2
votes

I'm trying to find the first two dates in a Word document save them as variables in an Excel macro. Other parts of my project require this to be written as an Excel macro.

Dim wordObj As New Word.Application
Dim wordDoc As New Word.Document
Dim Rng As Range
Dim myDate As String
Dim Fnd As Boolean
Dim i As Long
i=0
Set wordDoc = wordObj.Documents.Open(path)
Set Rng = wordDoc.Range
Do While i < 2
    With Rng.Find
        .Execute FindText:="??/??/????", MatchWildcards:=True
        Fnd = .Found                                                             
    End With
    If Fnd = True Then
        mydate = Rng
        If i = 0 Then 
            firstdate = mydate
        ElseIf i = 1 Then
            seconddate = mydate
        End If
    End If
    i = i+1
Loop
End Function

I get Compile Error: Argument not optional. The issue is, VBA is interpreting it as Excels' .Find with arguments(Target, StartLine, StartColumn... etc), instead of a Word Find object. I am new to VBA, and managing the different types of applications is a little confusing.

1

1 Answers

3
votes

The issue is, VBA is interpreting it as Excels' .Find with arguments(Target, StartLine, StartColumn... etc), instead of a Word Find object

Dim Rng As Range

But it is an Excel Range with a Find method ;-)

This line would be throwing a type mismatch error at run-time:

Set Rng = wordDoc.Range

Qualify it with the library you're pulling type from:

Dim Rng As Word.Range

That will help VBA understand where that Range interface comes from.

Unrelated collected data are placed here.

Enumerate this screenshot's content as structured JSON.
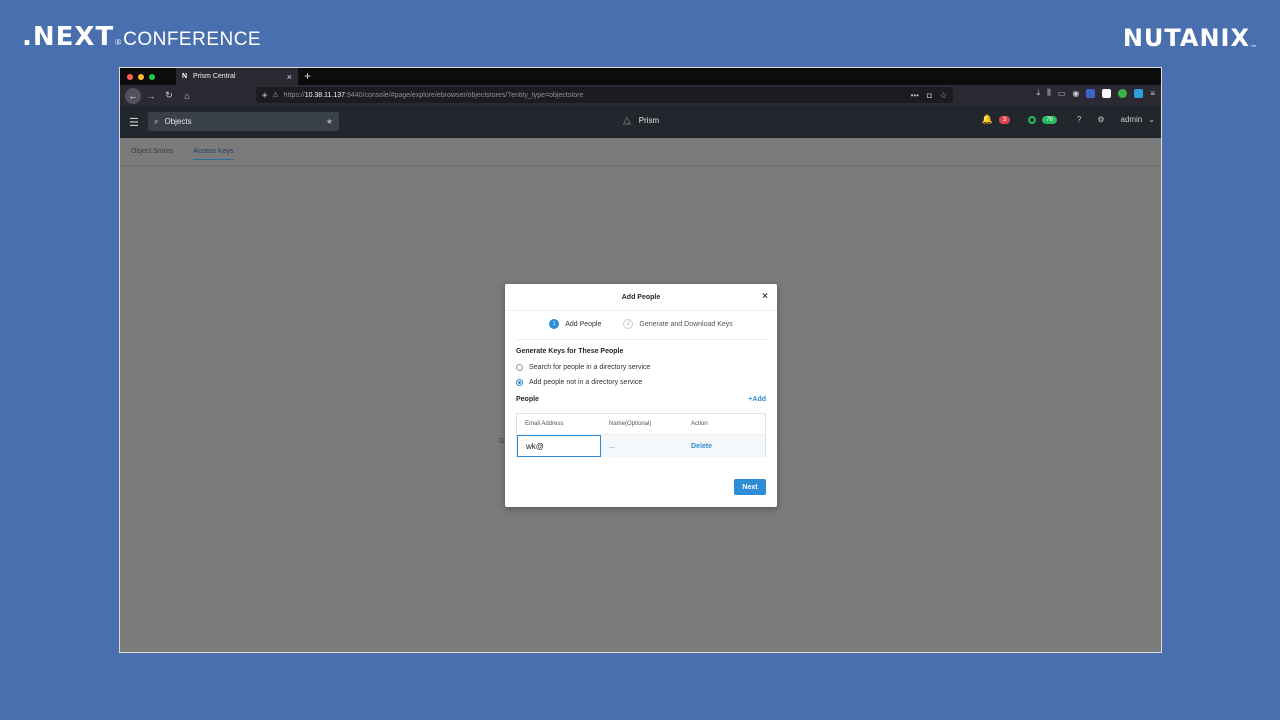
{
  "slide": {
    "left_brand": {
      "next": ".NEXT",
      "reg": "®",
      "conference": "CONFERENCE"
    },
    "right_brand": {
      "name": "NUTANIX",
      "tm": "™"
    }
  },
  "browser": {
    "tab_title": "Prism Central",
    "tab_favicon": "N",
    "url_scheme": "https://",
    "url_host": "10.38.11.137",
    "url_rest": ":9440/console/#page/explore/ebrowser/objectstores/?entity_type=objectstore",
    "traffic_colors": [
      "#fe5f57",
      "#febc2e",
      "#28c840"
    ]
  },
  "prism": {
    "search_value": "Objects",
    "brand": "Prism",
    "alert_count": "3",
    "health_count": "76",
    "user": "admin",
    "subtabs": [
      {
        "label": "Object Stores",
        "active": false
      },
      {
        "label": "Access Keys",
        "active": true
      }
    ],
    "bg_fragment_left": "G",
    "bg_fragment_right": "."
  },
  "modal": {
    "title": "Add People",
    "steps": [
      {
        "num": "1",
        "label": "Add People",
        "active": true
      },
      {
        "num": "2",
        "label": "Generate and Download Keys",
        "active": false
      }
    ],
    "section_title": "Generate Keys for These People",
    "options": [
      {
        "label": "Search for people in a directory service",
        "checked": false
      },
      {
        "label": "Add people not in a directory service",
        "checked": true
      }
    ],
    "people_label": "People",
    "add_label": "+Add",
    "table": {
      "headers": [
        "Email Address",
        "Name(Optional)",
        "Action"
      ],
      "row": {
        "email": "wk@",
        "name": "...",
        "action": "Delete"
      }
    },
    "next_label": "Next"
  },
  "colors": {
    "slide_bg": "#4a6fae",
    "accent": "#2d8dd6",
    "prism_header": "#22272e",
    "alert_red": "#e0434b",
    "health_green": "#26bb62"
  }
}
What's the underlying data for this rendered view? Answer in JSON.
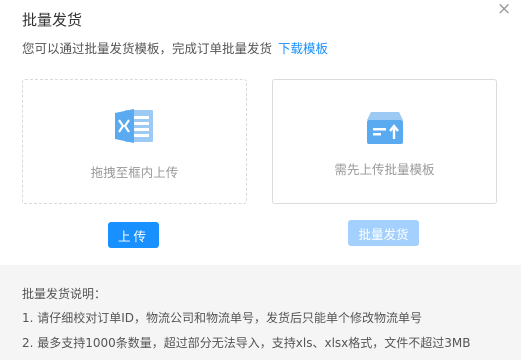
{
  "dialog": {
    "title": "批量发货",
    "close_symbol": "×",
    "description": "您可以通过批量发货模板，完成订单批量发货",
    "download_link": "下载模板"
  },
  "upload_area": {
    "icon": "excel-file-icon",
    "hint": "拖拽至框内上传",
    "button_label": "上传"
  },
  "template_area": {
    "icon": "batch-ship-icon",
    "hint": "需先上传批量模板",
    "button_label": "批量发货"
  },
  "notes": {
    "heading": "批量发货说明：",
    "items": [
      "1. 请仔细校对订单ID，物流公司和物流单号，发货后只能单个修改物流单号",
      "2. 最多支持1000条数量，超过部分无法导入，支持xls、xlsx格式，文件不超过3MB"
    ]
  },
  "colors": {
    "primary": "#1890ff",
    "primary_disabled": "#a3d0fd",
    "icon_blue": "#5aaaf2",
    "icon_light": "#9ccaf5"
  }
}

If you look at the VBA project's references, you'll see why:

VBE references dialog showing Word library priority 5 and Excel priority 2

When VBA encounters this instruction at compile-time:

Dim Rng As Range

It needs to bind this Range type to a specific type. Maybe there's a Range user-defined-type (UDT) in the VBA project? Or a class by that name? Assuming there's none of that, then VBA tries to locate the type in the referenced libraries - in priority order. The VBA standard library can't be moved or removed. The host application's object model library neither.

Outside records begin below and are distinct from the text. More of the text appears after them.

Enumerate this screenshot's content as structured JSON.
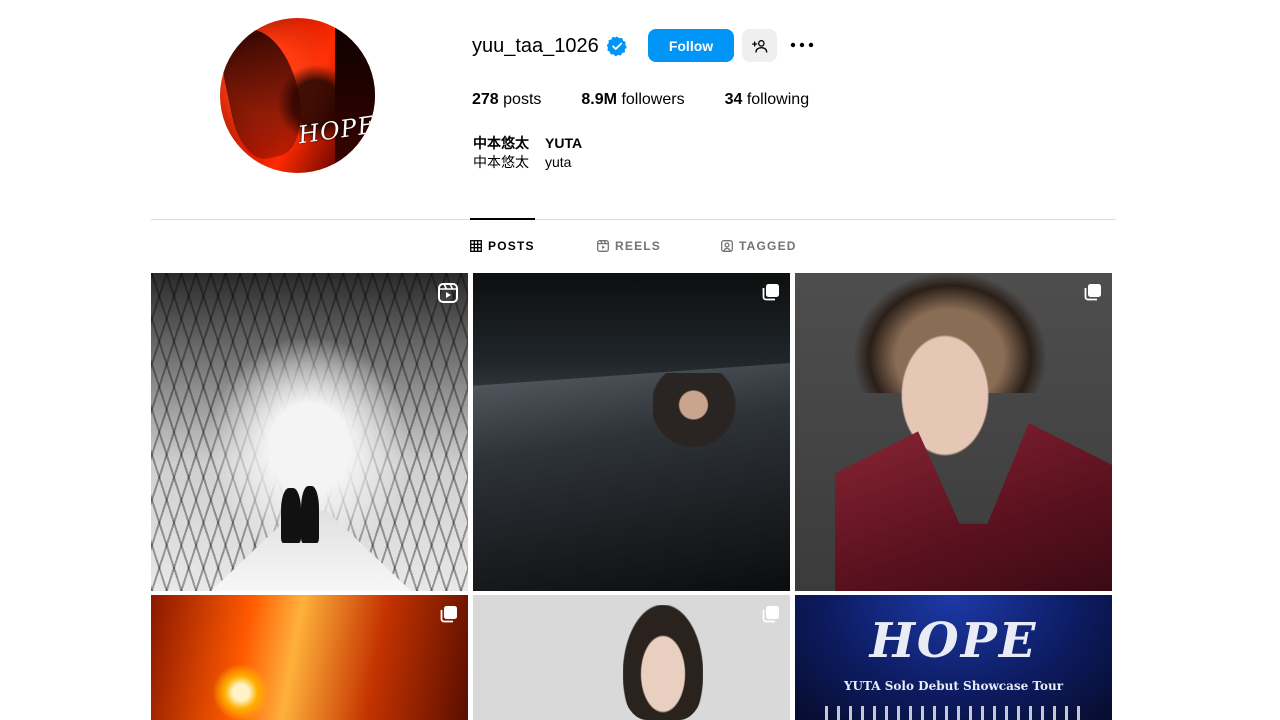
{
  "profile": {
    "username": "yuu_taa_1026",
    "verified": true,
    "follow_label": "Follow",
    "suggest_icon": "add-person-icon",
    "more_icon": "more-horizontal-icon",
    "avatar_text": "HOPE",
    "stats": {
      "posts_count": "278",
      "posts_label": "posts",
      "followers_count": "8.9M",
      "followers_label": "followers",
      "following_count": "34",
      "following_label": "following"
    },
    "full_name_jp": "中本悠太",
    "full_name_en": "YUTA",
    "bio_jp": "中本悠太",
    "bio_en": "yuta"
  },
  "tabs": [
    {
      "label": "POSTS",
      "icon": "grid-icon",
      "active": true
    },
    {
      "label": "REELS",
      "icon": "reels-icon",
      "active": false
    },
    {
      "label": "TAGGED",
      "icon": "tagged-icon",
      "active": false
    }
  ],
  "posts": [
    {
      "type": "reel",
      "badge_icon": "reel-icon",
      "description_color": "#e0e0e0"
    },
    {
      "type": "carousel",
      "badge_icon": "carousel-icon"
    },
    {
      "type": "carousel",
      "badge_icon": "carousel-icon"
    },
    {
      "type": "carousel",
      "badge_icon": "carousel-icon"
    },
    {
      "type": "carousel",
      "badge_icon": "carousel-icon"
    },
    {
      "type": "image",
      "text_title": "HOPE",
      "text_subtitle": "YUTA Solo Debut Showcase Tour"
    }
  ],
  "colors": {
    "accent": "#0095f6",
    "verified": "#0095f6",
    "tab_inactive": "#737373",
    "divider": "#dbdbdb"
  }
}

If we search for "range" in the VBE's object browser (F2), we see that there are two classes by that name:

object browser listing Excel.Range and Word.Range classes

Therefore, because the Excel library comes first in the priority order when VBA is resolving the name Range, it binds to Excel.Range at compile-time.

By explicitly qualifying types with the library they're meant to be pulled from, we fix the ambiguous type reference, and VBA binds to Word.Range as intended.